Frame AM: tutti i motivi per restare investiti sull’azionario

IL PUNTO MENSILEFrame Asset Management diffonde Il Punto Mensile, outlook di asset allocation per i prossimi trenta giorni, a cura di Michele De Michelis, responsabile degli investimenti. “Sono estramemente convinto che assisteremo a momenti di ribasso inaspettato”, scrive il manager, “ma è proprio in questi momenti che dovremmo ricordarci le ragioni che sostengono la nostra scelta di investimento. In Europa le imprese hanno raccolto in totale un trilione di dollari di cash (sotto forma di utili, raccolte obbligazionarie, concessioni di linee di credito). Un’ingente liquidità a disposizione che potrebbe rappresentare un enorme potenziale per crescita e operazioni di m&a. Il mercato azionario europeo è salito solo a causa del re-rating, dovuto al venir meno delle paure sull’euro e da un sistema di tassi molto bassi, ma non possiamo certo definirlo sopravvalutato. Anche la Bce, seppure non proattiva come la Fed, sembra decisa a incidere con un nuovo stimolo monetario all’economia. Negli Stati Uniti la percentuale tra la capitalizzazione dell’indice S&P500 e gli asset totali della Fed risulta molto inferiore rispetto alla media del passato”.

ANALISI AREA PER AREA
– Una ricerca Gallup dimostra che la percentuale degli investimenti americani in azioni è la piu bassa da anni, intorno al 52% contro una media del 60% circa dei primi anni 2000 e del 65% del 2007. “Allo stato attuale, i fondi pensione americani detengono mediamente un 60% in obbligazioni (che non rendono poi come negli anni precedenti) e un 40% in azioni, mentre fino a pochi anni fa avveniva l’esatto contrario. In Giappone gli Abenomics stanno funzionando. L’inflazione comincia a riemergere e lo yen prosegue la sua discesa nei confronti del dollaro. Per tale motivo a questo punto non avrebbe alcun senso per il governo e la banca giapponese interrompere lo stimolo monetario. Per tutti questi motivi posso considerarmi cautamente positivo.

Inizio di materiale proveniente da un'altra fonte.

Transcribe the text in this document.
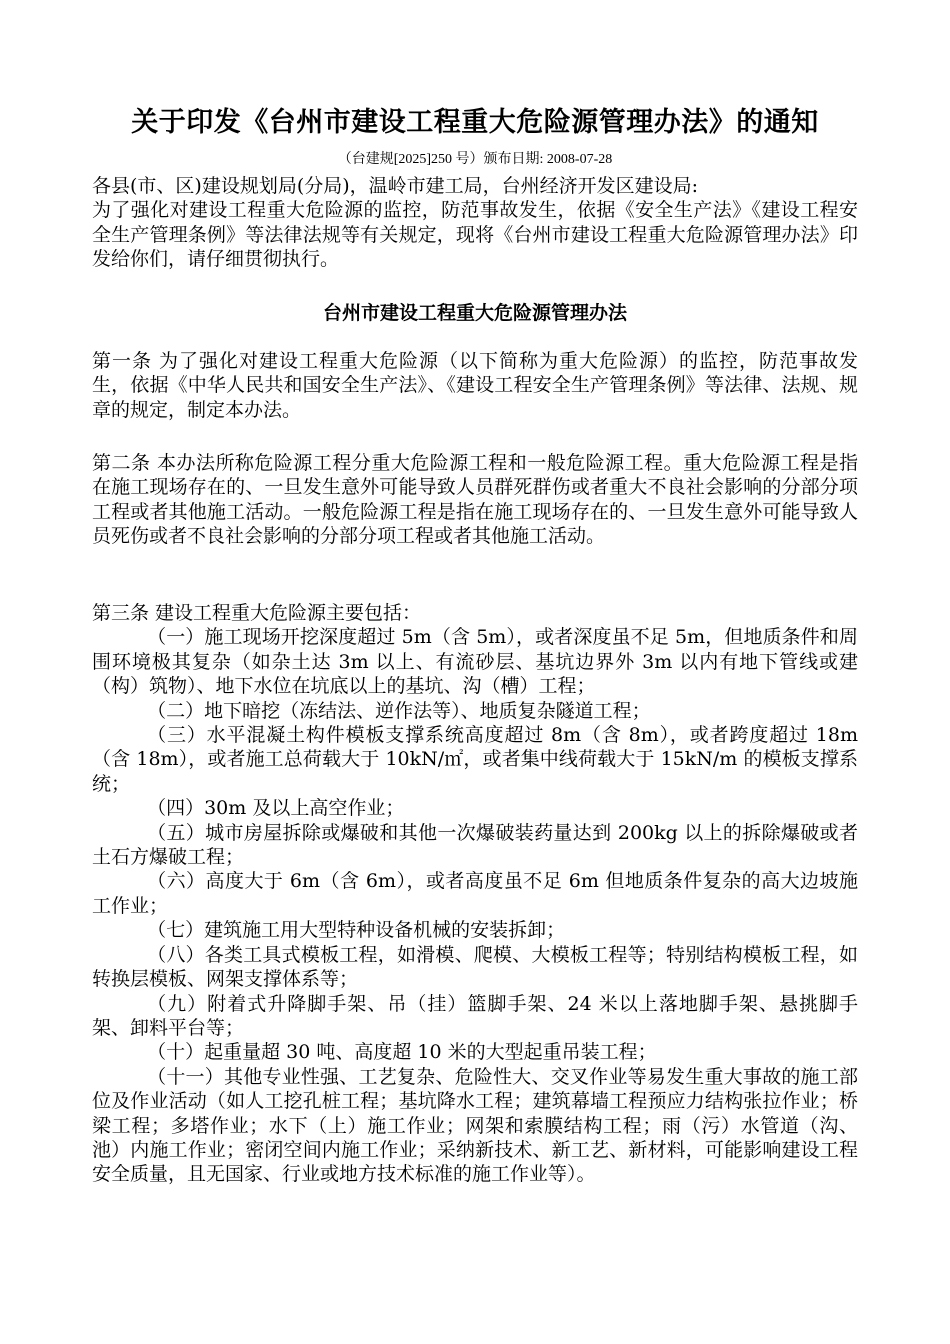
关于印发《台州市建设工程重大危险源管理办法》的通知
（台建规[2025]250 号）颁布日期: 2008-07-28

各县(市、区)建设规划局(分局)，温岭市建工局，台州经济开发区建设局:

为了强化对建设工程重大危险源的监控，防范事故发生，依据《安全生产法》《建设工程安全生产管理条例》等法律法规等有关规定，现将《台州市建设工程重大危险源管理办法》印发给你们，请仔细贯彻执行。

台州市建设工程重大危险源管理办法

第一条 为了强化对建设工程重大危险源（以下简称为重大危险源）的监控，防范事故发生，依据《中华人民共和国安全生产法》、《建设工程安全生产管理条例》等法律、法规、规章的规定，制定本办法。

第二条 本办法所称危险源工程分重大危险源工程和一般危险源工程。重大危险源工程是指在施工现场存在的、一旦发生意外可能导致人员群死群伤或者重大不良社会影响的分部分项工程或者其他施工活动。一般危险源工程是指在施工现场存在的、一旦发生意外可能导致人员死伤或者不良社会影响的分部分项工程或者其他施工活动。

第三条 建设工程重大危险源主要包括：

（一）施工现场开挖深度超过 5m（含 5m），或者深度虽不足 5m，但地质条件和周围环境极其复杂（如杂土达 3m 以上、有流砂层、基坑边界外 3m 以内有地下管线或建（构）筑物）、地下水位在坑底以上的基坑、沟（槽）工程；

（二）地下暗挖（冻结法、逆作法等）、地质复杂隧道工程；

（三）水平混凝土构件模板支撑系统高度超过 8m（含 8m），或者跨度超过 18m（含 18m），或者施工总荷载大于 10kN/㎡，或者集中线荷载大于 15kN/m 的模板支撑系统；

（四）30m 及以上高空作业；

（五）城市房屋拆除或爆破和其他一次爆破装药量达到 200kg 以上的拆除爆破或者土石方爆破工程；

（六）高度大于 6m（含 6m），或者高度虽不足 6m 但地质条件复杂的高大边坡施工作业；

（七）建筑施工用大型特种设备机械的安装拆卸；

（八）各类工具式模板工程，如滑模、爬模、大模板工程等；特别结构模板工程，如转换层模板、网架支撑体系等；

（九）附着式升降脚手架、吊（挂）篮脚手架、24 米以上落地脚手架、悬挑脚手架、卸料平台等；

（十）起重量超 30 吨、高度超 10 米的大型起重吊装工程；

（十一）其他专业性强、工艺复杂、危险性大、交叉作业等易发生重大事故的施工部位及作业活动（如人工挖孔桩工程；基坑降水工程；建筑幕墙工程预应力结构张拉作业；桥梁工程；多塔作业；水下（上）施工作业；网架和索膜结构工程；雨（污）水管道（沟、池）内施工作业；密闭空间内施工作业；采纳新技术、新工艺、新材料，可能影响建设工程安全质量，且无国家、行业或地方技术标准的施工作业等）。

Non dimentichiamoci dei rischi, che sono quelli soliti esogeni geopolitici, come per esempio l’invasione del Kuwait del ‘90, oppure quelli di repentini cambi di umore degli operatori come nell’ottobre ‘87, ma anche legati al solito eccesso di leva o uso dei derivati come il Ltcm“.

I RISCHI DA CONOSCERE
– “Sappiamo bene quanto sia facile in questo momento, con gli equilibri così precari, incappare in qualche brutto scossone. I nostri clienti sono così avvertiti e sapranno che quei momenti saranno invece ottimali per aumentare la percentuale azionaria, così come fasi di eccessivo ottimismo saranno utilizzati per ridurre l’esposizione, considerando un 50% come un’esposizione neutrale all’equity mondiale. Infine, sempre tornando ai confronti con il passato, non dimentichiamoci che il bull market azionario partì dopo lo shock petrolifero e in un periodo di stagflazione, ovvero bassa crescita con inflazione e tensioni politiche a livello mondiale. Anche oggi viviamo in un mondo di bassa crescita senza inflazione anzi, casomai con i rischi di deflazione. Eppure, nonostante questo, non possiamo che augurarci che riparta l’inflazione”, conclude De Michelis, “per non vedere nel prossimo futuro possibili haircut sui titoli governativi, non solo dei Paesi periferici“.